The Dodgers fell behind early after it became clear Ted Lilly wouldn't continue their run of hot starting pitching. After three solid starts in a row from the staff, Lilly labored. He threw 98 pitches in 4 2/3 innings and gave up six runs on six hits -- three of them home runs.

"Today was one of those days," Lilly said. "I was behind in the count more than usual. When you try to pitch like that, the hitters are more comfortable and can shrink the strike zone and you have less room for error."

He surrendered a homer in each of the first three innings. Casper Wells put Detroit up right away with a leadoff shot. He extended his bat to pull a ball Lilly had placed well on the outside corner, and the ball cleared the left-field fence by a few feet.

It may have been tough to blame Lilly for the first home run, but the other two were obvious mistake pitches, missing their intended spots badly. Two veteran hitters, Magglio Ordonez and Miguel Cabrera capitalized. Don Kelly also homered for the Tigers, giving them four long balls on the afternoon.

"The ball travels pretty good here during the day," Mattingly said. "You still gotta hit it, but [Lilly] was just missing spots. Teddy can't really afford to. He's not a guy that's gonna overpower anybody."

Lilly said even with his poor stuff, as a veteran pitcher, he needed to do a better job of damage control.

"I have to look at myself in the mirror, and as I go back over the game, there were quite a few occurrences where I needed to make better pitches," he said. "Sometimes your command isn't as good as it usually is, and you have to eliminate the damage."

Tigers starter Rick Porcello was in trouble most of the afternoon, too. Like Lilly, he lasted only 4 2/3 innings and like Lilly he got hit hard. He allowed nine hits and five runs, but he managed to keep the Tigers in front.

The Dodgers grabbed their only lead of the game in the bottom of the first inning, when Matt Kemp tripled home a run, then scored on a James Loney single. Kemp finished 3-for-3 with two walks to raise his average to .328.

Kemp was on second base representing the tying run when Navarro came to the plate in the ninth. He was approaching home plate when Jackson made the catch, causing Kemp to toss his helmet aside in disbelief.

"That last at-bat, when the ball left the bat, I thought for sure it was at least a base hit," said Kemp, who was robbed of extra bases by Jackson on Monday night. "We fought back, but Jackson made a hell of a play."

Los Angeles had baserunners all afternoon and converted them into five runs. But the Dodgers could have scratched more across in both the fourth and fifth innings.

In the fourth, Ordonez fired a one-hop strike from right field to nail Loney, who was tagging from third. Earlier in the inning, Navarro laid down a sacrifice bunt, wrongly thinking he had seen the bunt signal.
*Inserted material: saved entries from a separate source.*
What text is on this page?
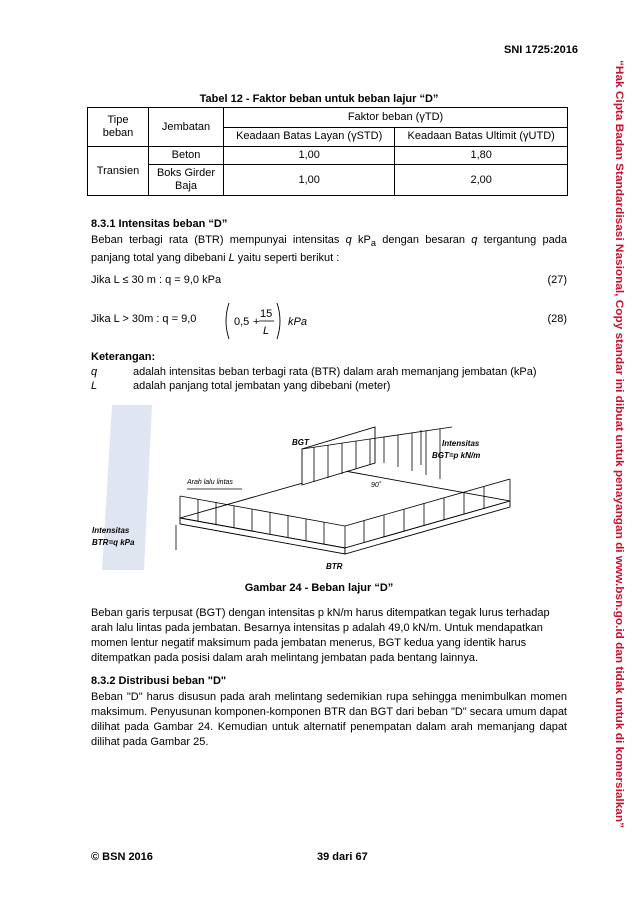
SNI 1725:2016
“Hak Cipta Badan Standardisasi Nasional, Copy standar ini dibuat untuk penayangan di www.bsn.go.id dan tidak untuk di komersialkan”
Tabel 12 - Faktor beban untuk beban lajur “D”
Tipe beban	Jembatan	Faktor beban (γTD)	
		Keadaan Batas Layan (γSTD)	Keadaan Batas Ultimit (γUTD)
Transien	Beton	1,00	1,80
	Boks Girder Baja	1,00	2,00
8.3.1 Intensitas beban “D”
Beban terbagi rata (BTR) mempunyai intensitas q $kP_a$ dengan besaran q tergantung pada panjang total yang dibebani L yaitu seperti berikut :
Jika L ≤ 30 m : q = 9,0 kPa	(27)
Jika L > 30m : q = 9,0	0,5 +
15
L
kPa	(28)
Keterangan:
q	adalah intensitas beban terbagi rata (BTR) dalam arah memanjang jembatan (kPa)
L	adalah panjang total jembatan yang dibebani (meter)
BGT	Intensitas
BGT=p kN/m
Arah lalu lintas	90˚
Intensitas
BTR=q kPa
BTR
Gambar 24 - Beban lajur “D”
Beban garis terpusat (BGT) dengan intensitas p kN/m harus ditempatkan tegak lurus terhadap arah lalu lintas pada jembatan. Besarnya intensitas p adalah 49,0 kN/m. Untuk mendapatkan momen lentur negatif maksimum pada jembatan menerus, BGT kedua yang identik harus ditempatkan pada posisi dalam arah melintang jembatan pada bentang lainnya.
8.3.2 Distribusi beban "D"
Beban "D" harus disusun pada arah melintang sedemikian rupa sehingga menimbulkan momen maksimum. Penyusunan komponen-komponen BTR dan BGT dari beban "D" secara umum dapat dilihat pada Gambar 24. Kemudian untuk alternatif penempatan dalam arah memanjang dapat dilihat pada Gambar 25.
© BSN 2016	39 dari 67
"I saw bunt, and I bunted," an apologetic Navarro said. "We talked about it afterward and there's gotta be a little bit more attention to the signs. It was my fault, and I take full blame."

An inning later, Navarro chased a sinker out of the zone for strike three -- the first of two times he'd leave the bases loaded.

He had the chance to redeem himself, and for a split second the Dodger Stadium crowd thought he had.

It was up to Jackson to stifle the short-lived roar, and he did just that.